“One of the things we’re suggesting is to remove this uncertainty by updating the regulations to allow higher blending limits for biobutanol,” Slating said. “The interesting thing here is that the EPA could actually do this on their own. The regulation that effectively sets the default blending limit for biobutanol is simply an agency interpretation of an undefined phrase enacted by Congress. Specifically, the Clean Air Act says that no fuel manufacturer can commercialize a new fuel that is not ‘substantially similar’ to the fuel that the EPA uses in its emissions certification process. As Congress opted to not specify what constitutes a ‘substantially similar’ fuel, the task is left to the EPA’s discretion.”
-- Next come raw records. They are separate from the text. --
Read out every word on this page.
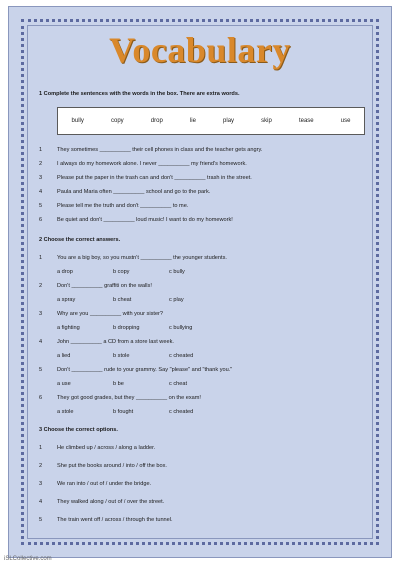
Vocabulary
1 Complete the sentences with the words in the box. There are extra words.
bully	copy	drop	lie	play	skip	tease	use
1	They sometimes __________ their cell phones in class and the teacher gets angry.
2	I always do my homework alone. I never __________ my friend's homework.
3	Please put the paper in the trash can and don't __________ trash in the street.
4	Paula and Maria often __________ school and go to the park.
5	Please tell me the truth and don't __________ to me.
6	Be quiet and don't __________ loud music! I want to do my homework!
2 Choose the correct answers.
1	You are a big boy, so you mustn't __________ the younger students.
a drop	b copy	c bully
2	Don't __________ graffiti on the walls!
a spray	b cheat	c play
3	Why are you __________ with your sister?
a fighting	b dropping	c bullying
4	John __________ a CD from a store last week.
a lied	b stole	c cheated
5	Don't __________ rude to your grammy. Say "please" and "thank you."
a use	b be	c cheat
6	They got good grades, but they __________ on the exam!
a stole	b fought	c cheated
3 Choose the correct options.
1	He climbed up / across / along a ladder.
2	She put the books around / into / off the box.
3	We ran into / out of / under the bridge.
4	They walked along / out of / over the street.
5	The train went off / across / through the tunnel.
iSLCollective.com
“The permissible blending limits for alcohol-based biofuels are closely tied to the oxygen content of the finished fuel,” Kesan said. “In the past, the EPA has agreed that fuels containing up to a certain oxygen-content have no negative effects on engine emissions. Well, if that’s the case, then let’s simplify the regulations and allow all fuels to contain this level of oxygen. This would provide a larger potential market for biobutanol manufacturers without the need for them to endure the unnecessary uncertainty associated with trying to rely on a pre-existing fuel waiver.”
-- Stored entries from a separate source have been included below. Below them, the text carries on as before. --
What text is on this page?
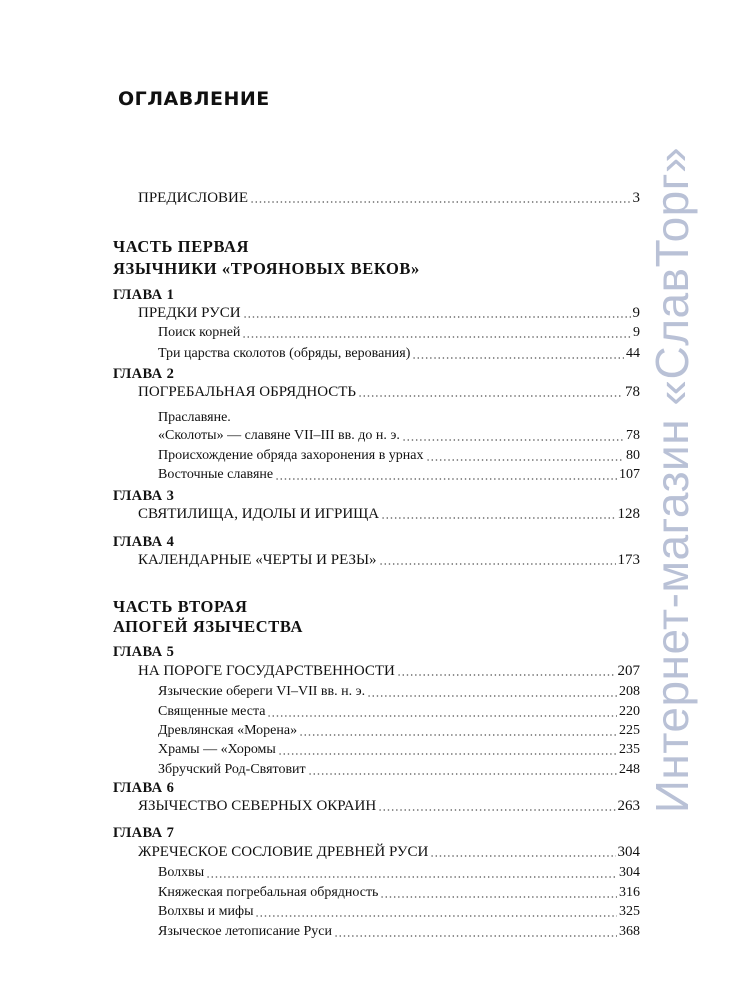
ОГЛАВЛЕНИЕ
ПРЕДИСЛОВИЕ	3
ЧАСТЬ ПЕРВАЯ
ЯЗЫЧНИКИ «ТРОЯНОВЫХ ВЕКОВ»
ГЛАВА 1
ПРЕДКИ РУСИ	9
Поиск корней	9
Три царства сколотов (обряды, верования)	44
ГЛАВА 2
ПОГРЕБАЛЬНАЯ ОБРЯДНОСТЬ	78
Праславяне.
«Сколоты» — славяне VII–III вв. до н. э.	78
Происхождение обряда захоронения в урнах	80
Восточные славяне	107
ГЛАВА 3
СВЯТИЛИЩА, ИДОЛЫ И ИГРИЩА	128
ГЛАВА 4
КАЛЕНДАРНЫЕ «ЧЕРТЫ И РЕЗЫ»	173
ЧАСТЬ ВТОРАЯ
АПОГЕЙ ЯЗЫЧЕСТВА
ГЛАВА 5
НА ПОРОГЕ ГОСУДАРСТВЕННОСТИ	207
Языческие обереги VI–VII вв. н. э.	208
Священные места	220
Древлянская «Морена»	225
Храмы — «Хоромы	235
Збручский Род-Святовит	248
ГЛАВА 6
ЯЗЫЧЕСТВО СЕВЕРНЫХ ОКРАИН	263
ГЛАВА 7
ЖРЕЧЕСКОЕ СОСЛОВИЕ ДРЕВНЕЙ РУСИ	304
Волхвы	304
Княжеская погребальная обрядность	316
Волхвы и мифы	325
Языческое летописание Руси	368
Интернет-магазин «СлавТорг»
A fast-track review process should also be created for new fuel waivers relating to emerging biofuels that have been designated as compliant with the Renewable Fuel Standard, the authors argue.
“If the RFS is going to achieve its goal of incentivizing the deployment of second-generation biofuels, then manufacturers need to be assured that there will be no unnecessary delay in the fuel waiver process,” Slating said. “While Congress intended this process to focus on a fuel’s effects on engine emissions, opponents of biofuels have tried to turn the process into a forum to debate every aspect of biofuel production and use.”
The authors also contend that new biofuels like biobutanol have the potential to spur rural economic development.
“Since the biomass feedstocks needed to produce liquid biofuels are cultivated in rural areas, an expansion in the use of biofuels will increase demand for these biomass feedstocks and act as a driver for rural economic development,” Kesan said. “The facilities needed to convert these biomass feedstocks into biofuels will also likely be sited in rural areas for logistical reasons, and this too will be a boon for rural economies.
“A confluence of interests would be furthered by revamping the way we regulate biofuels.”
The research will be published in a forthcoming issue of the Wisconsin Law Review.